We finally found out that the van drivers had been stuck in Glenrothes due to the bad snow but they couldn’t tell us exactly where for security reasons. Mr Effie asked that the pads remain in the depot and he would drive over and collect them in his works vehicle, at that time, a 4×4 Discovery. There was a lot of huffing and puffing about delayed Christmas presents being on the vans, a fact we couldn’t have cared less about. Nobody we phoned could care less about us. Meantime we had 2 pads in the house. I was seriously wondering how to fashion a nappy out of a carrier bag and tea towels.

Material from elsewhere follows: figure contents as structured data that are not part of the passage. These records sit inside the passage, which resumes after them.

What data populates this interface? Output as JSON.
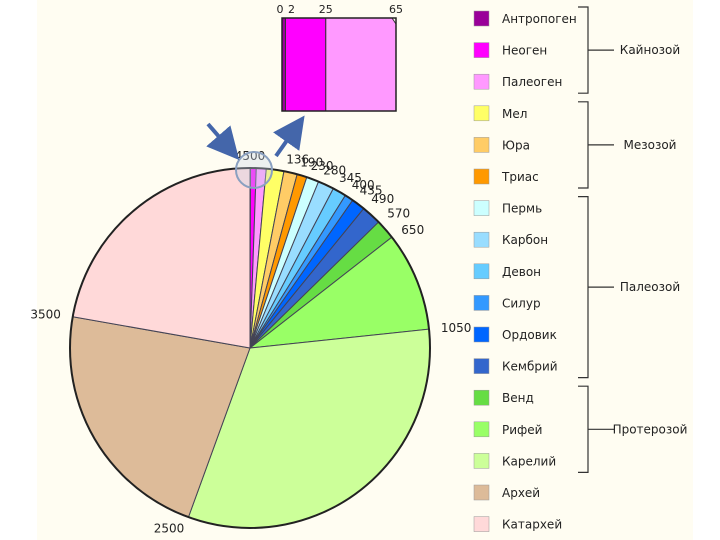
{
  "chart_data": {
    "type": "pie",
    "title": "",
    "unit": "",
    "boundaries": [
      4500,
      136,
      190,
      230,
      280,
      345,
      400,
      435,
      490,
      570,
      650,
      1050,
      2500,
      3500
    ],
    "slices": [
      {
        "name": "Антропоген",
        "from": 0,
        "to": 2,
        "color": "#990099"
      },
      {
        "name": "Неоген",
        "from": 2,
        "to": 25,
        "color": "#ff00ff"
      },
      {
        "name": "Палеоген",
        "from": 25,
        "to": 65,
        "color": "#ff99ff"
      },
      {
        "name": "Мел",
        "from": 65,
        "to": 136,
        "color": "#ffff66"
      },
      {
        "name": "Юра",
        "from": 136,
        "to": 190,
        "color": "#ffcc66"
      },
      {
        "name": "Триас",
        "from": 190,
        "to": 230,
        "color": "#ff9900"
      },
      {
        "name": "Пермь",
        "from": 230,
        "to": 280,
        "color": "#ccffff"
      },
      {
        "name": "Карбон",
        "from": 280,
        "to": 345,
        "color": "#99ddff"
      },
      {
        "name": "Девон",
        "from": 345,
        "to": 400,
        "color": "#66ccff"
      },
      {
        "name": "Силур",
        "from": 400,
        "to": 435,
        "color": "#3399ff"
      },
      {
        "name": "Ордовик",
        "from": 435,
        "to": 490,
        "color": "#0066ff"
      },
      {
        "name": "Кембрий",
        "from": 490,
        "to": 570,
        "color": "#3366cc"
      },
      {
        "name": "Венд",
        "from": 570,
        "to": 650,
        "color": "#66dd44"
      },
      {
        "name": "Рифей",
        "from": 650,
        "to": 1050,
        "color": "#99ff66"
      },
      {
        "name": "Карелий",
        "from": 1050,
        "to": 2500,
        "color": "#ccff99"
      },
      {
        "name": "Архей",
        "from": 2500,
        "to": 3500,
        "color": "#ddbb99"
      },
      {
        "name": "Катархей",
        "from": 3500,
        "to": 4500,
        "color": "#ffd9d9"
      }
    ],
    "total": 4500,
    "inset": {
      "tick_labels": [
        "0",
        "2",
        "25",
        "65"
      ],
      "slices": [
        {
          "name": "Антропоген",
          "from": 0,
          "to": 2,
          "color": "#990099"
        },
        {
          "name": "Неоген",
          "from": 2,
          "to": 25,
          "color": "#ff00ff"
        },
        {
          "name": "Палеоген",
          "from": 25,
          "to": 65,
          "color": "#ff99ff"
        }
      ]
    },
    "legend_position": "right",
    "groups": [
      {
        "label": "Кайнозой",
        "first": 0,
        "last": 2
      },
      {
        "label": "Мезозой",
        "first": 3,
        "last": 5
      },
      {
        "label": "Палеозой",
        "first": 6,
        "last": 11
      },
      {
        "label": "Протерозой",
        "first": 12,
        "last": 14
      }
    ]
  }
}
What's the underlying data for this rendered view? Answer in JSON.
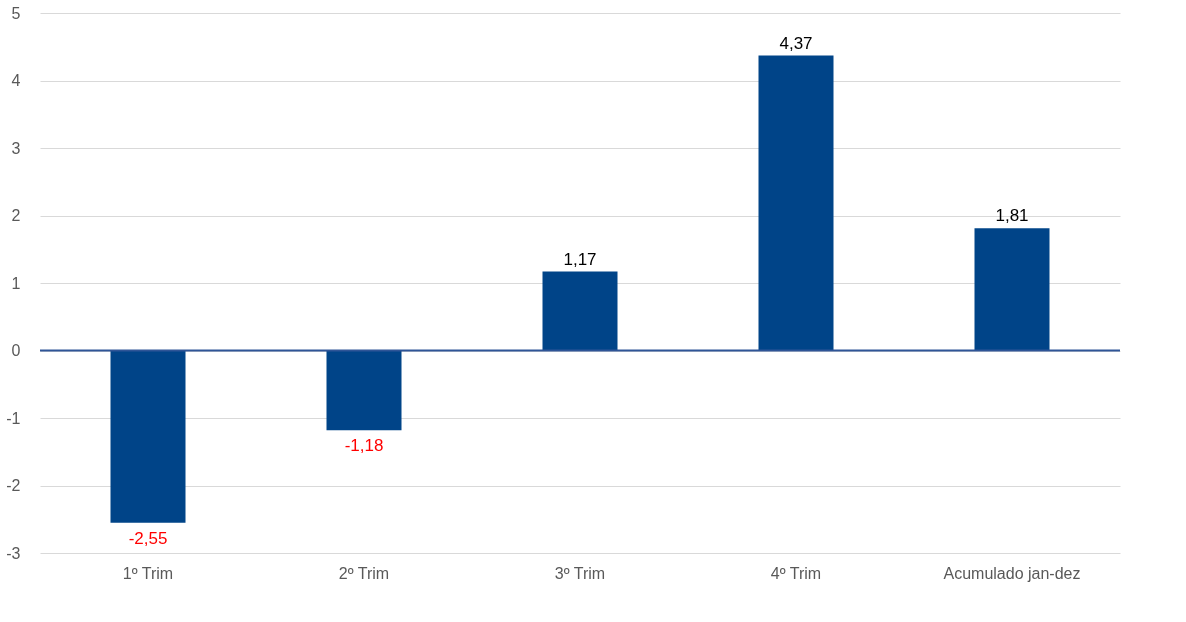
{
  "chart_data": {
    "type": "bar",
    "categories": [
      "1º Trim",
      "2º Trim",
      "3º Trim",
      "4º Trim",
      "Acumulado jan-dez"
    ],
    "values": [
      -2.55,
      -1.18,
      1.17,
      4.37,
      1.81
    ],
    "value_labels": [
      "-2,55",
      "-1,18",
      "1,17",
      "4,37",
      "1,81"
    ],
    "color": "#004488",
    "ylim": [
      -3,
      5
    ],
    "yticks": [
      -3,
      -2,
      -1,
      0,
      1,
      2,
      3,
      4,
      5
    ],
    "grid": "y",
    "ref_lines": [
      {
        "axis": "y",
        "value": 0,
        "label": null,
        "color": "#2f5597"
      }
    ]
  }
}
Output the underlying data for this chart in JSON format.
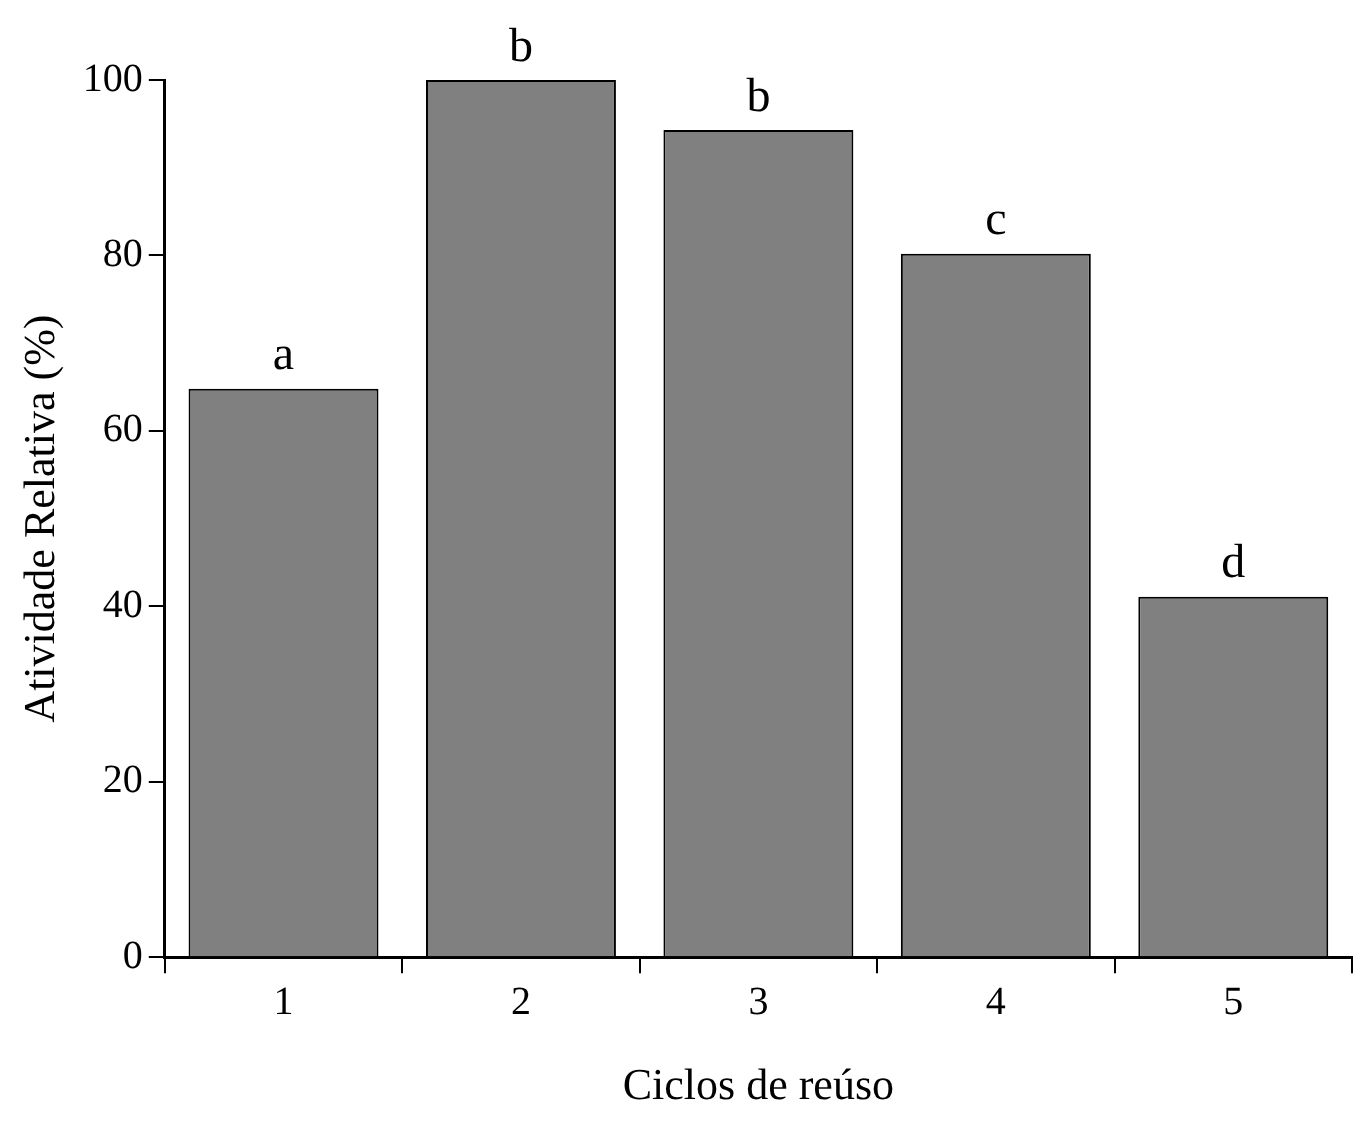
{
  "chart_data": {
    "type": "bar",
    "xlabel": "Ciclos de reúso",
    "ylabel": "Atividade Relativa (%)",
    "categories": [
      "1",
      "2",
      "3",
      "4",
      "5"
    ],
    "values": [
      64.8,
      100,
      94.3,
      80.2,
      41.1
    ],
    "color": "#808080",
    "ylim": [
      0,
      100
    ],
    "yticks": [
      0,
      20,
      40,
      60,
      80,
      100
    ],
    "grid": false,
    "legend": false,
    "annotations": [
      {
        "text": "a",
        "x": "1",
        "y": 64.8
      },
      {
        "text": "b",
        "x": "2",
        "y": 100
      },
      {
        "text": "b",
        "x": "3",
        "y": 94.3
      },
      {
        "text": "c",
        "x": "4",
        "y": 80.2
      },
      {
        "text": "d",
        "x": "5",
        "y": 41.1
      }
    ]
  }
}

I was that close to tears, and phoned our local MP’s office asking how we could stop being treated like rubbish by our incontinence service, and their contracted deliverers. They promised to escalate our written complaint to the health board.

In it, I described the horrible situation we’d been put through. I concluded by asking for a months supply for us to keep laid by at home so we’d never be caught out by delayed deliveries or manufacturer’s delays again.

The delivery guys eventually got to our house, oblivious to the earlier frantic calls to their boss. I flew out of the house, nearly flying on my arse in the snow to help them get the boxes into the house. I kissed both guys roundly, I was that pleased to see them!

After a month or so passed, we got a reply to our complaint, an apology, and a months supply to hold in stock at home.